The European Commission will ban the killing of bees!
How Guardian writes, part of the members of the European Commission,
concerned about a dramatic decline in the bee population, have drafted legislation that would completely ban the use of pesticides that are risky for bees. The ban could come into force this year if approved by the European Parliament.
Bees are responsible for spraying even 85% of the crop on the planet. In recent decades forgets to this vital role of bees in the agro-industry. By using more and more pesticides, so that the plants were protected from other types of insects that attack them, the bees are on the verge of extinction.
The battle is waged between those who want to keep the use of pesticides because they believe that this is the only way to protect crops and those who believe that the bees at all costs, must protect.
“The amount of scientific evidence on the toxicity of these insecticides is so high that there is no way these chemicals should remain on the market,” said Martin Dermine, at Pesticide Action Network Europe.
What are Neonicotinoids?
In 2013. the European Commission has imposed a temporary ban on the use of neonicotinoids, a pesticide that has been charged with the real harm to the bees. Neonicotinoids are charged for huge losses in the number of queen bees produced and big rises in the numbers of “disappeared” bees – those that fail to return from foraging trips. Special three types of this pesticide: thiamethoxam, clothianidin, and imidacloprid – posed an unacceptable risk to bees.
Although it has not been officially designated as the main culprit for the dying bee, detailed study results are expected soon. If this proves to be true, it is very likely that the European Commission proposal to be approved and will be put on the ban of the pesticide Binding.
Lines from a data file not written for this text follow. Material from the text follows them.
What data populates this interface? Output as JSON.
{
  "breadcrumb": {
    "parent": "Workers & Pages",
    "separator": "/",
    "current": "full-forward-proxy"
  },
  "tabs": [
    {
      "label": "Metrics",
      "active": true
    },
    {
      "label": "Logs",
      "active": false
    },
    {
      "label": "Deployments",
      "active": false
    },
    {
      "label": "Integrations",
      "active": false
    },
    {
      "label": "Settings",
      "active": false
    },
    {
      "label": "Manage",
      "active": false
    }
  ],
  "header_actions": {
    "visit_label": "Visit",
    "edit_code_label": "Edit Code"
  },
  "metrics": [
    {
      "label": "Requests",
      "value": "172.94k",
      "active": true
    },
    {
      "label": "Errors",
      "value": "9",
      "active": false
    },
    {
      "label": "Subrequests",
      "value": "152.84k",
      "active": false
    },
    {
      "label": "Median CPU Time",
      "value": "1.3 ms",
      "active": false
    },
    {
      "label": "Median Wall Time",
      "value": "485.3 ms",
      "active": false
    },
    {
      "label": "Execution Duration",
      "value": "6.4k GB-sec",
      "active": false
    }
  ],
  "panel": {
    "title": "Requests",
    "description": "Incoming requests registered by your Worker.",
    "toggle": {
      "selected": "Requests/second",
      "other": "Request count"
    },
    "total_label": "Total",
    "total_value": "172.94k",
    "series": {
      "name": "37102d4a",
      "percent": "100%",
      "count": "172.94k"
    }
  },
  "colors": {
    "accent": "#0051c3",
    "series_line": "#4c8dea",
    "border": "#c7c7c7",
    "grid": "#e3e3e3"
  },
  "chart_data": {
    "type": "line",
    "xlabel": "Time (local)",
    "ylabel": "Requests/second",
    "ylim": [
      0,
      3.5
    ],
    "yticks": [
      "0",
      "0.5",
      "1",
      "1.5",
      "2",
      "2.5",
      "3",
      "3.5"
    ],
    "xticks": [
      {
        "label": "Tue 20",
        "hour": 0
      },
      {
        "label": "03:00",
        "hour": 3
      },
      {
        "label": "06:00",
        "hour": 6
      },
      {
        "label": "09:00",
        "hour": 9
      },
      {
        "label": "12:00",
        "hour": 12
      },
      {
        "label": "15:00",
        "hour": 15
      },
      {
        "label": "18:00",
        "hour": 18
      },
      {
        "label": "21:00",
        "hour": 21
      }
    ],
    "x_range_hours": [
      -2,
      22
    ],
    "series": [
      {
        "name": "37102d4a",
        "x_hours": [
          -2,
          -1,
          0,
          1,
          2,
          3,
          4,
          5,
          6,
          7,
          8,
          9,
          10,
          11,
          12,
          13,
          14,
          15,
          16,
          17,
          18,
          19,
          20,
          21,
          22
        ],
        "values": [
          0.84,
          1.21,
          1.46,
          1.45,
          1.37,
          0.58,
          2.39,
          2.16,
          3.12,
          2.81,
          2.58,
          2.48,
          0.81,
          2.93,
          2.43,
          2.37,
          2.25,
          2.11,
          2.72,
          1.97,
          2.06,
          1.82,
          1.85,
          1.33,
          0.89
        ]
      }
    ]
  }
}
Political decision or real threat?
One of represents pesticide makers in the UK, Sarah Mukherjee, from Crop Protection Association, said: “We are disappointed with this [EC] proposal, which seems more of a political judgment than sound science.”
According to UN food and pollution experts, global corporations that manufacture pesticides
“systematic denial of harms”, use “aggressive, unethical marketing tactics” and heavy lobbying of governments. Reports presented this march to the UN human rights council says that pesticides have “catastrophic impacts on the environment, human health, and society as a whole”.
More than that, a report said: “Chronic human exposure to pesticides has been linked to cancer, Alzheimer’s and Parkinson’s diseases, hormone disruption, developmental disorders, and sterility.”
But, the chemical industry has warned that a ban on neonicotinoids would lead to the return of older, more harmful pesticides as in spray-based pesticides (pyrethroids). They say such alternatives could harm bees, soil-dwelling insects, and spiders, and lead to higher genetic resistance to pesticides among crop-eating insects.
“We are much less concerned about pyrethroids than neonicotinoids. Neonicotinoids have a higher persistence in the environment, and are generally a more toxic option.” – said chief executive from charity Buglife, Matt Shardlow.
Are pesticides deserving of the world’s global environmental catastrophe remains still to be discovered?
What is your opinion? Do you need to prohibit the use of certain pesticides or there are other ways to keep bees?